Omani-style Spiced Chicken with Rice

Recipe

Omani-style Spiced Chicken with Rice

Zesty Omani Chicken Pilaf: A Fusion of Flavors

This recipe combines the aromatic spices of Omani cuisine with tender chicken and fragrant rice, resulting in a delightful fusion dish that will transport you to the vibrant streets of Oman.

Jan Dec

30 minutes

30 minutes

60 minutes

4 servings

Medium

Halal, Gluten-free, Dairy-free, Nut-free, Low sodium

N/A

Vegan, Vegetarian, Paleo, Keto, High sodium

Ingredients

In this adaptation, we have incorporated the traditional flavors of Omani cuisine into the Chinese dish Fènglísū. The original dish is typically stir-fried with a variety of vegetables and soy sauce, while our Omani-style version focuses on marinating the chicken in aromatic spices and serving it with fragrant rice. We alse have the original recipe for Fènglísū, so you can check it out.

Nutrition

  • Calories (kcal / KJ): 450 kcal / 1884 KJ
  • Fat (total, saturated): 12g, 2g
  • Carbohydrates (total, sugars): 60g, 10g
  • Protein: 25g
  • Fiber: 3g
  • Salt: 1.5g

Preparation

  1. 1.
    In a bowl, combine the Omani spice blend, ground coriander, ground ginger, and salt. Mix well.
  2. 2.
    Add the chicken thighs to the spice mixture and coat them evenly. Let the chicken marinate for at least 30 minutes, or refrigerate overnight for enhanced flavor.
  3. 3.
    Heat the vegetable oil in a large skillet over medium heat. Add the chopped onion and minced garlic. Sauté until the onion becomes translucent and fragrant.
  4. 4.
    Add the marinated chicken thighs to the skillet and cook until they are browned on all sides, about 5-7 minutes.
  5. 5.
    Meanwhile, rinse the basmati rice under cold water until the water runs clear. Drain the rice.
  6. 6.
    Push the chicken to one side of the skillet and add the drained rice to the other side. Stir the rice gently to coat it with the flavors in the skillet.
  7. 7.
    Pour in the chicken broth and bring it to a boil. Reduce the heat to low, cover the skillet, and let the rice simmer for 15-20 minutes, or until the rice is tender and the liquid is absorbed.
  8. 8.
    In a small saucepan, heat the raisins with a splash of water until they plump up. Drain the raisins and set them aside.
  9. 9.
    Once the rice is cooked, drizzle the saffron water over the rice and gently fluff it with a fork to distribute the saffron evenly.
  10. 10.
    Serve the Omani-style spiced chicken on a bed of fragrant saffron rice, garnished with plump raisins and fresh cilantro.

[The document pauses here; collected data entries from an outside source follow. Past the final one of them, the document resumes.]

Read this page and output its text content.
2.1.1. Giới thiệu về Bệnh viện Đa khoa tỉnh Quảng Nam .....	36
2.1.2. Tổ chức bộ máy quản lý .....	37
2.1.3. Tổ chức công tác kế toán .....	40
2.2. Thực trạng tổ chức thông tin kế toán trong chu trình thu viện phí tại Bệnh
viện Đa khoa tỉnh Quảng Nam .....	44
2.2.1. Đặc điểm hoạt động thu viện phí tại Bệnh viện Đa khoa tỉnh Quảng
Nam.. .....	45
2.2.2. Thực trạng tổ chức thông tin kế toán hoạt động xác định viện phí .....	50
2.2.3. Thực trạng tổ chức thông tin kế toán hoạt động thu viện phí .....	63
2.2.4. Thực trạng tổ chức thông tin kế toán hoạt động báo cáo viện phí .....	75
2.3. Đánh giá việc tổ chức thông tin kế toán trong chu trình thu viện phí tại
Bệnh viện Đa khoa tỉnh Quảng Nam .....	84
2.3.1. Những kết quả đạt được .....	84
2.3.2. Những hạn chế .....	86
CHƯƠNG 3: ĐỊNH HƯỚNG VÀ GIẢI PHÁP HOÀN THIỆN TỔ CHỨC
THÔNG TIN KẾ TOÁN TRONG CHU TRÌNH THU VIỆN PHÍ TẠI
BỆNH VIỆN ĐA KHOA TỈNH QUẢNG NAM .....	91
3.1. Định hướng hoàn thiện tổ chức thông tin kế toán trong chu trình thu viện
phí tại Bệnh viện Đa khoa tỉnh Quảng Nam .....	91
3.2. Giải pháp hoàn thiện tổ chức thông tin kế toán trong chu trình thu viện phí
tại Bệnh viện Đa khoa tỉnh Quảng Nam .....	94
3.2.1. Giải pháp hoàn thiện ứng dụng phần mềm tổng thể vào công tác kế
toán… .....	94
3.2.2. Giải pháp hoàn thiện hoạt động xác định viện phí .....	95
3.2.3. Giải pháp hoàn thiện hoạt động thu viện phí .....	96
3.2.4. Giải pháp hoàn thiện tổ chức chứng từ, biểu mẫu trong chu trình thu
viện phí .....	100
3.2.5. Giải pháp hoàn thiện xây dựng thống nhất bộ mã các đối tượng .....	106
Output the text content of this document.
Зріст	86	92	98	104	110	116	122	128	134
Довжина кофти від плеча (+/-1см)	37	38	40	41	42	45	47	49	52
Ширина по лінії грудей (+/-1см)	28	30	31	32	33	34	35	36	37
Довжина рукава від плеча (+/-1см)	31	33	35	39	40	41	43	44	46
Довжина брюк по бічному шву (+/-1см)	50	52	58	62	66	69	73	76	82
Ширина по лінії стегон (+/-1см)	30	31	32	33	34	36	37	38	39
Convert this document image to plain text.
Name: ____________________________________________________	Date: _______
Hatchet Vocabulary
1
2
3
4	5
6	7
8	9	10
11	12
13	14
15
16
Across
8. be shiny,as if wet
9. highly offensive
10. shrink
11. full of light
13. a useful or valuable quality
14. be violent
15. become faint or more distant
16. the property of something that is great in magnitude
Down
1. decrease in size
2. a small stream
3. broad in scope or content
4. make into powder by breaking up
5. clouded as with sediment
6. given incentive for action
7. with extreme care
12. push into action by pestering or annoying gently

Treat your ingredients with care...

  • Basmati rice — Rinse the rice thoroughly to remove excess starch for fluffier grains.
  • Saffron threads — Soak the saffron threads in warm water for at least 10 minutes to release their vibrant color and aroma.
  • Omani spice blend — If you can't find a pre-made blend, you can make your own by combining equal parts ground turmeric, cumin, cardamom, cinnamon, and black pepper.

Tips & Tricks

  • For a spicier kick, add a pinch of chili powder or cayenne pepper to the Omani spice blend.
  • If you prefer a milder flavor, reduce the amount of spice blend used in the marinade.
  • To enhance the sweetness of the raisins, you can soak them in warm water or orange juice before adding them to the dish.
  • For added richness, you can garnish the dish with toasted slivered almonds or cashews.
  • Leftovers can be stored in an airtight container in the refrigerator for up to 3 days. Reheat gently in the microwave or on the stovetop, adding a splash of water to prevent drying.

Serving advice

Serve the Omani-style spiced chicken with rice as a main course, accompanied by a fresh salad or yogurt raita on the side. The vibrant colors and aromatic flavors make it an impressive dish for dinner parties or special occasions.

Presentation advice

To elevate the presentation, arrange the chicken pieces on top of the saffron rice and sprinkle the plump raisins and fresh cilantro over the dish. Serve it in a large platter or individual plates for an elegant touch.